Questions: Treatment Effect Heterogeneity and Conditional Average Treatment Effects

5 questions to test your understanding

Score: 0 / 5
Question 1 Multiple Choice

A randomized trial of a new medication finds an ATE of +3 points on a symptom scale (p < 0.001). A policymaker concludes the medication should be given to all patients.

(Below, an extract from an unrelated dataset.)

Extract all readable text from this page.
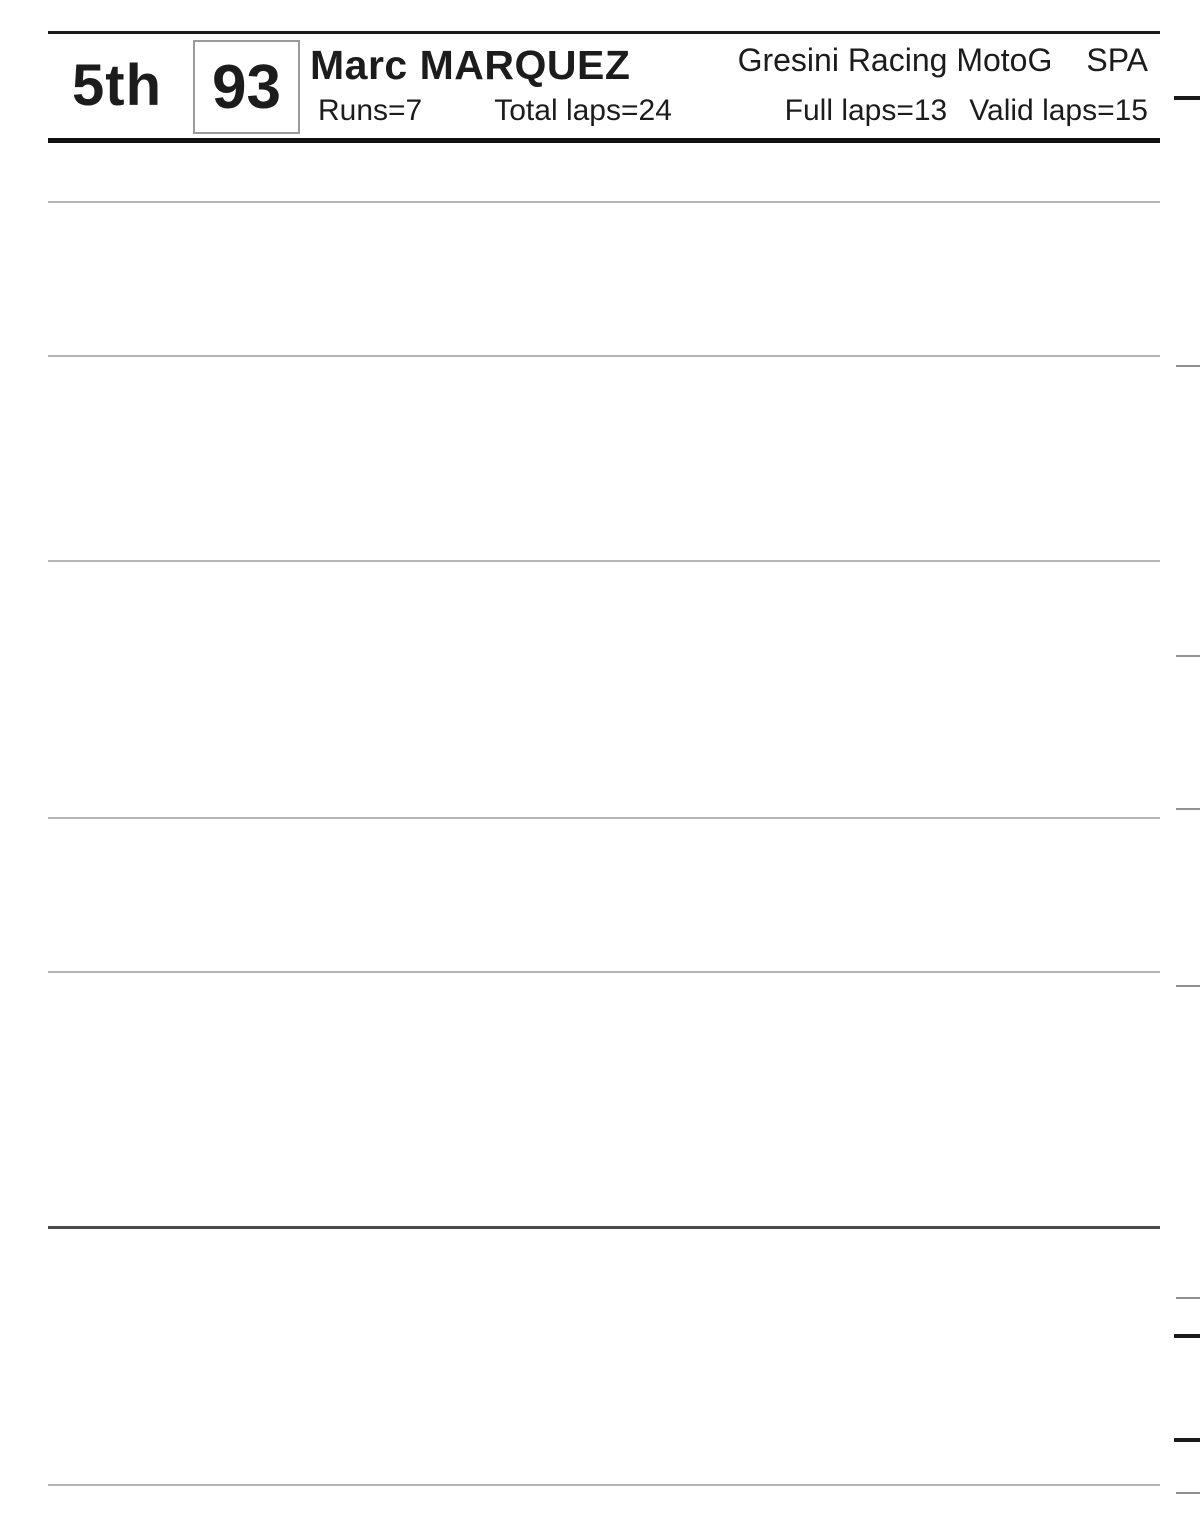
5th 93 Marc MARQUEZ
Runs=7 Total laps=24
Gresini Racing MotoG SPA
Full laps=13 Valid laps=15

What information is missing from this conclusion?

AThe ATE is always the right summary — randomized trials give unbiased causal estimates, so no further analysis is needed
BThe ATE may mask substantial heterogeneity: the drug might have large benefits for some subgroups and zero or negative effects for others, making universal prescription suboptimal
CThe ATE cannot be trusted unless the study included at least 10,000 patients
DThe ATE estimate is biased without propensity score adjustment in a randomized trial
Question 2 Multiple Choice

A researcher uses a causal forest to discover that a job training program substantially benefits workers over 40 but has no effect on workers under 30. The analysis uses the full dataset. What is the most important next step before acting on this finding?

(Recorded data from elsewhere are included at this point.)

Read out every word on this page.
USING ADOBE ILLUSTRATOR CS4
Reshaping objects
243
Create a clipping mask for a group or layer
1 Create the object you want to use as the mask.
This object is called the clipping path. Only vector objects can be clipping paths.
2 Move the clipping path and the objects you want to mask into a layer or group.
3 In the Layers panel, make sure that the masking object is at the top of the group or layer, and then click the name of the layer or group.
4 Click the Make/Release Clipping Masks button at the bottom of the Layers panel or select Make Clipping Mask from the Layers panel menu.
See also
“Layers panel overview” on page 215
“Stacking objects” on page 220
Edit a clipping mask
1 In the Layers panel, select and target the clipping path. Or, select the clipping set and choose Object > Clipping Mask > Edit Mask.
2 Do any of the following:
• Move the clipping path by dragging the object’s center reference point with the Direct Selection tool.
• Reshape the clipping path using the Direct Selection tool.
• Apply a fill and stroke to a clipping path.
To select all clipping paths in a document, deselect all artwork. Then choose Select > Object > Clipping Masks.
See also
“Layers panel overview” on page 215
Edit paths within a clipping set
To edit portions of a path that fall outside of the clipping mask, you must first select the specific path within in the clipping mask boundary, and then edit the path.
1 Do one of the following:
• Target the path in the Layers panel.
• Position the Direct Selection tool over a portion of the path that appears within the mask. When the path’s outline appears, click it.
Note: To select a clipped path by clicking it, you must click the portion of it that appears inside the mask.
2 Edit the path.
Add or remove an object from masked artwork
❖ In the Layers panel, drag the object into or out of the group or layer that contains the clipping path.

AReport the finding immediately — machine learning methods like causal forests are designed to control for overfitting
BValidate the subgroup finding on a held-out sample or new study, because exploratory CATE estimates are vulnerable to overfitting and spurious patterns
CUse a larger set of covariates to confirm that age is the key moderator
DSwitch to a linear regression with an age × treatment interaction to confirm the causal forest result
Question 3 True / False

The Local Average Treatment Effect (LATE) estimated by instrumental variables is a specific form of treatment effect heterogeneity — it estimates the causal effect for one particular subpopulation.

TTrue
FFalse
Question 4 True / False

Finding that a treatment effect estimate is larger for women than men in an exploratory subgroup analysis is sufficient evidence to conclude there is genuine treatment effect heterogeneity.

TTrue
FFalse
Question 5 Short Answer

Why might policymakers need CATE estimates rather than just the ATE, even when the ATE is positive and statistically significant?

Think about your answer, then reveal below.